00:01
All right then. Let's look at choledochal cysts.
00:04
These are congenital bile duct anomalies caused
by dilation and/or obstruction of the biliary tree.
00:11
And it's pretty straightforward once
you've identified what it is.
00:16
There are different types, type one to type five,
do you need to memorize this?
Absolutely not. Know that type one,
I guess, is the most common.
00:24
This is cystic dilation of the extrahepatic duct
and then, there are just a diverticulum of the common duct.
00:32
There is a choledochocele, that's a
duodenal wall common duct cyst.
00:40
So, at the point where it enters into the duodenum,
there's dilation of both the intra and extrahepatic ducts.
00:47
And then, least common overall, cystic
dilations of the intrahepatic ducts.
00:52
Again, do you need to memorize this?
No. Just realize that there's going to be pathology associated
with anything other than the nice
narrow normal common bile duct.
01:05
The epidemiology of this. So, it's relatively rare, one in 100,000 to 150,000 in Western industrialized countries
because of a genetic founder effect. It's more
common, one in 1,000 in the Asian population.
01:21
The male to female ratio is one to three to four,
so, females, much more common
and it's often diagnosed in infancy or childhood
because of obstruction of bile flow.
01:33
The etiology of this, the vast majority
of cases, it's congenital.
01:38
You were born that way because
of a developmental defect.
01:41
It can be rarely acquired after cholecystectomy,
so, damage to the bile duct wall
during removal of the gall bladder can lead
to the formation incidentally of a choledochal cyst.
01:56
It may be associated with
other anatomic variants.
01:59
So, if there is an abnormal junction
of the pancreas into the biliary tree,
if there are areas of biliary
or duodenal or colonic atresia
that may cause secondary choledochal cysts
and when there is a common bile duct
reduplication that is frequently
associated with these cysts.
02:22
How does it present?
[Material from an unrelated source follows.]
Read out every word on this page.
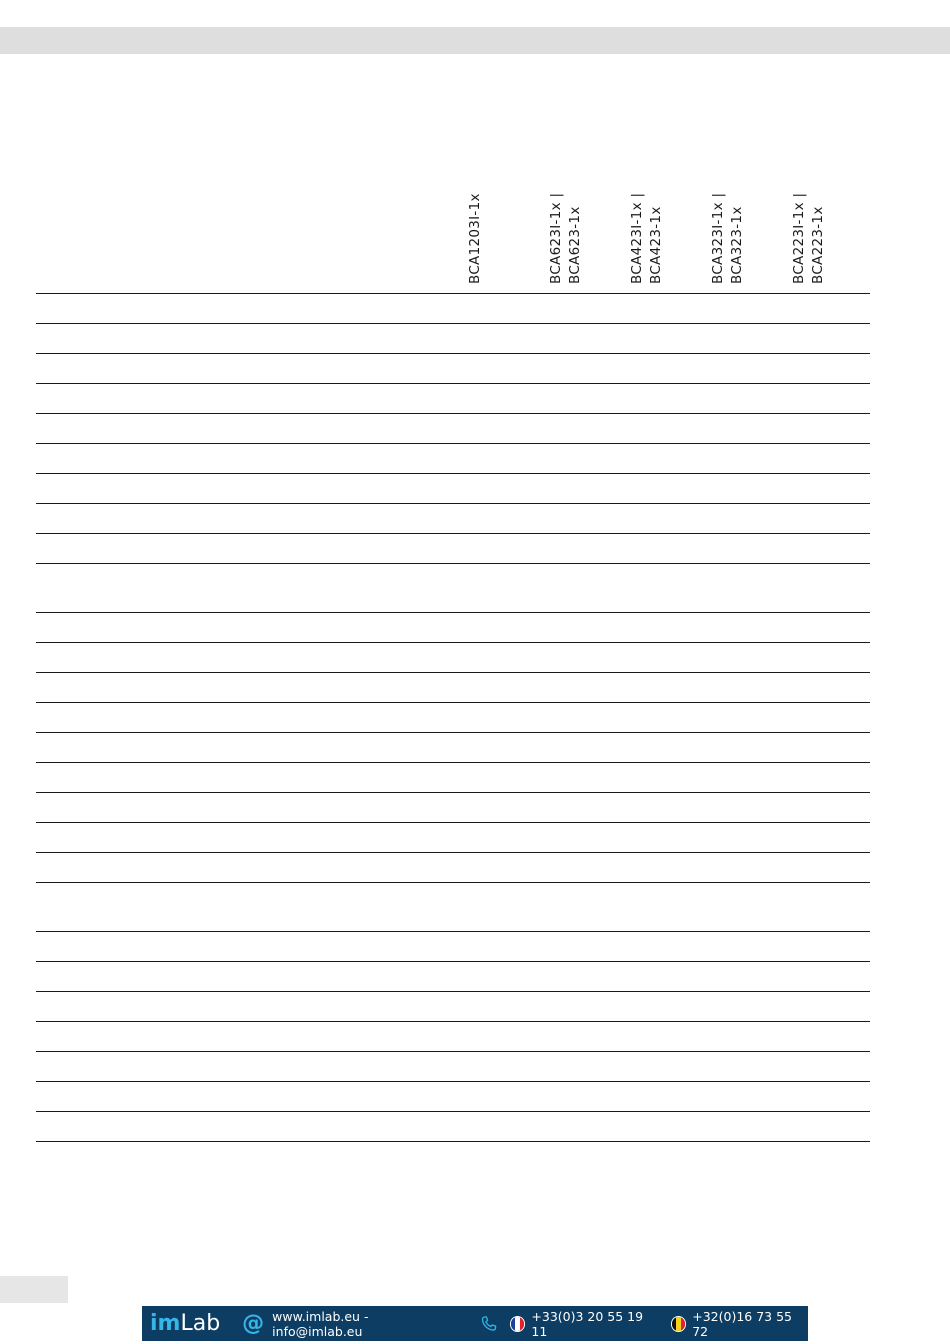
BCA1203I-1x	BCA623I-1x | BCA623-1x	BCA423I-1x | BCA423-1x	BCA323I-1x | BCA323-1x	BCA223I-1x | BCA223-1x
im Lab @ www.imlab.eu - info@imlab.eu
+33(0)3 20 55 19 11
+32(0)16 73 55 72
Well, it presents primarily
with obstructive jaundice and in infants,
because they can't really tell you what's
going on, there's a palpable mass.
02:34
There's hepatomegaly because you're not dumping
bile appropriately into the GI tract at the duodenum
because of obstruction due to the cyst,
the stools tend to be light-colored
and you will tend to have increased bilirubin
within the urine, so, it'll be darker urine.
02:51
And it's usually an incidental finding but it comes
to light because of the obstructive jaundice.
02:59
In children, usually, before their teenage years,
it will manifest with pain and nausea, vomiting and fever.
03:06
There'll be jaundice and with higher levels of bilirubin,
there may also be deposition of bile salts causing pruritus.
03:13
There will often be a palpable mass,
this dilated duct system can be felt.
03:18
And because of the location, you can also
get obstruction of pancreatic duct
release of contents and get recurrent
bouts of pancreatitis.
03:31
The diagnosis is largely clinical but we will
also do confirmatory laboratory testing.
03:36
The liver is doing its job.
So, it is conjugating the bilirubin just fine
but we have elevated levels of the
conjugated direct hyper - of bilirubin
because we're not able to get it into the
GI tract because it's obstructive.
03:52
We also see elevated alkaline phosphatase,
a good marker for either intrahepatic
or extrahepatic biliary tree obstruction
is the alkaline phosphatase.
04:02
Overall in most cases, there's not
much hepatocyte damage.
04:07
So, the transaminases, ALT and AST,
will be mildly elevated at most.
04:13
Ultrasonography will be your prime
way of doing the diagnosis.
04:16
You will see a dilated duct either intrahepatic,
extrahepatic or some combination of both.
04:22
And then, you can also do ERCP, the
endoscopic retrograde cholangiopancreatography
to actually visualize what is going
on in the biliary tree.
04:32
How are we going to take care of this?
Well, if there are complications with severe obstruction,
particularly, in infancy and/or severe
liver dysfunction, we can get coagulopathy
and we need to minimize those risks.
Not only that but with the choledochal cysts,
you will often get associated inflammation,
inflammation with regenerating epithelium
is prime territory for developing cancer.
So, there's a risk of cholangiocarcinoma.
05:04
Surgically, we will intervene.
We can cut out the cyst and do a primary anastomosis.
05:10
We can also do bile to enteric direct connections.
05:15
And with that, we finished our discussion of choledochal cysts.